SHM_BUSYWAIT (pure spin, no kernel events)

No kernel event objects are created. Both sides spin continuously on sequence numbers.

  • The publication protocol is the same as SHM_HYBRID except:
    • No SetEvent calls.
    • No WaitForSingleObject calls.
    • The waiter spins indefinitely (with deadline polling every BUSYWAIT_DEADLINE_POLL_MASK + 1 iterations to check for timeout expiry).

This profile burns full CPU on both client and server but achieves the lowest possible latency.

Close protocol

Client closes

  1. Set req_client_closed = 1 (interlocked exchange).
  2. If SHM_HYBRID: signal req_event to wake a waiting server.
  3. Unmap the region and close handles.

Server closes

  1. Set resp_server_closed = 1 (interlocked exchange).
  2. If SHM_HYBRID: signal resp_event to wake a waiting client.
  3. Unmap the region, close the file mapping handle.
  4. Close event handles if SHM_HYBRID.

Detecting peer close

  • The server checks req_client_closed after waking from a wait or spin timeout. If set, the server treats the session as closed.
  • The client checks resp_server_closed similarly.
  • On peer close detection, the detecting side must report the session as disconnected (graceful close, equivalent to io.EOF).

Memory ordering

  • Sequence number and length stores use interlocked (atomic) operations with release semantics.
  • Sequence number and length loads use interlocked (atomic) operations with acquire semantics.
  • The sequence increment acts as the publication fence, same as POSIX.
  • The volatile qualifier on flag fields ensures compiler ordering but is not sufficient for cross-processor ordering — interlocked operations provide that.

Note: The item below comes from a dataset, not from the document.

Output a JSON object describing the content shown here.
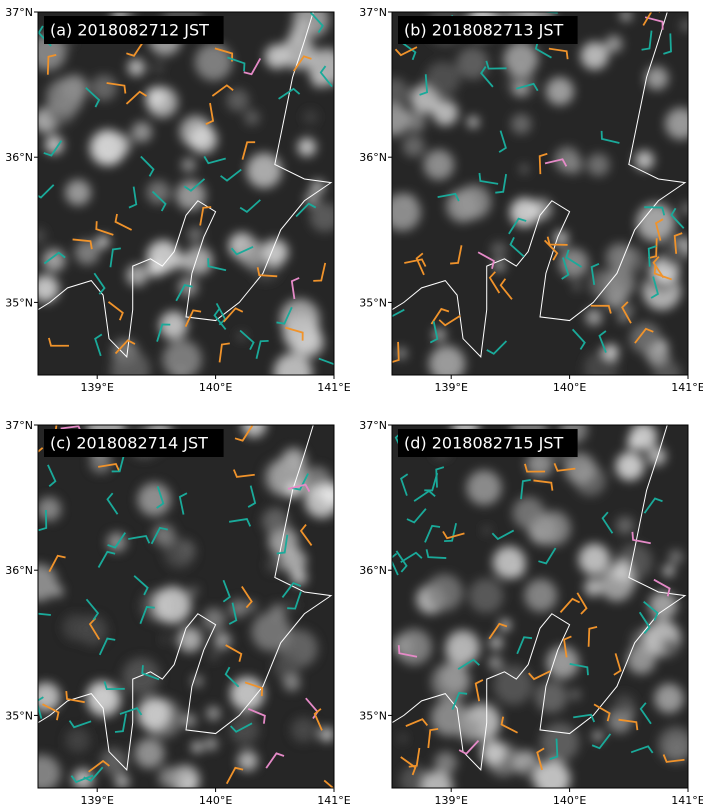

Single in-flight constraint

Same as POSIX SHM: one in-flight message per direction. The client must wait for the response before sending the next request. Batch-level pipelining (multiple items in one message) is the mechanism for higher throughput.

Region lifecycle

Server creates a per-session region

The server creates one SHM region per accepted session, after the handshake negotiates an SHM profile. The kernel object names are derived from the session_id assigned during the handshake.

  1. Derive kernel object names using session_id (see naming section).
  2. Create the file mapping via CreateFileMappingW using the derived mapping name.
  3. Map the view via MapViewOfFile.
  4. Write the header: magic, version, header_len, profile, offsets, capacities, spin_tries. Initialize all volatile fields to zero.
  5. If SHM_HYBRID: create req_event and resp_event as auto-reset kernel events (CreateEventW with bManualReset = FALSE). Auto-reset is required: SetEvent wakes exactly one waiter and resets automatically, which matches the one-writer/one-reader-per- direction model.
  6. The region is now ready for the client.

The server must track all active per-session SHM regions so they can be cleaned up on session close and server shutdown.

If a later reconnect negotiates larger capacities, the server creates a new mapping/event set for the new session instead of resizing the old objects in place.

Client attaches to the region

  1. Derive kernel object names using the session_id from the hello-ack.
  2. Open the file mapping via OpenFileMappingW using the derived mapping name.
  3. Map the view via MapViewOfFile.
  4. Validate the header: magic, version, header_len, profile.
  5. Read offsets, capacities, and spin_tries from the header.
  6. If SHM_HYBRID: open req_event and resp_event kernel events.
  7. The client is now ready to publish requests and consume responses.

Server destroys a per-session region

When a session closes (graceful or broken):

  1. Unmap the view.
  2. Close the file mapping handle.
  3. Close event handles if SHM_HYBRID.
  4. Kernel object cleanup is automatic when all handles are closed.

Client detaches

  1. Unmap the view.
  2. Close the file mapping handle.
  3. Close event handles if SHM_HYBRID.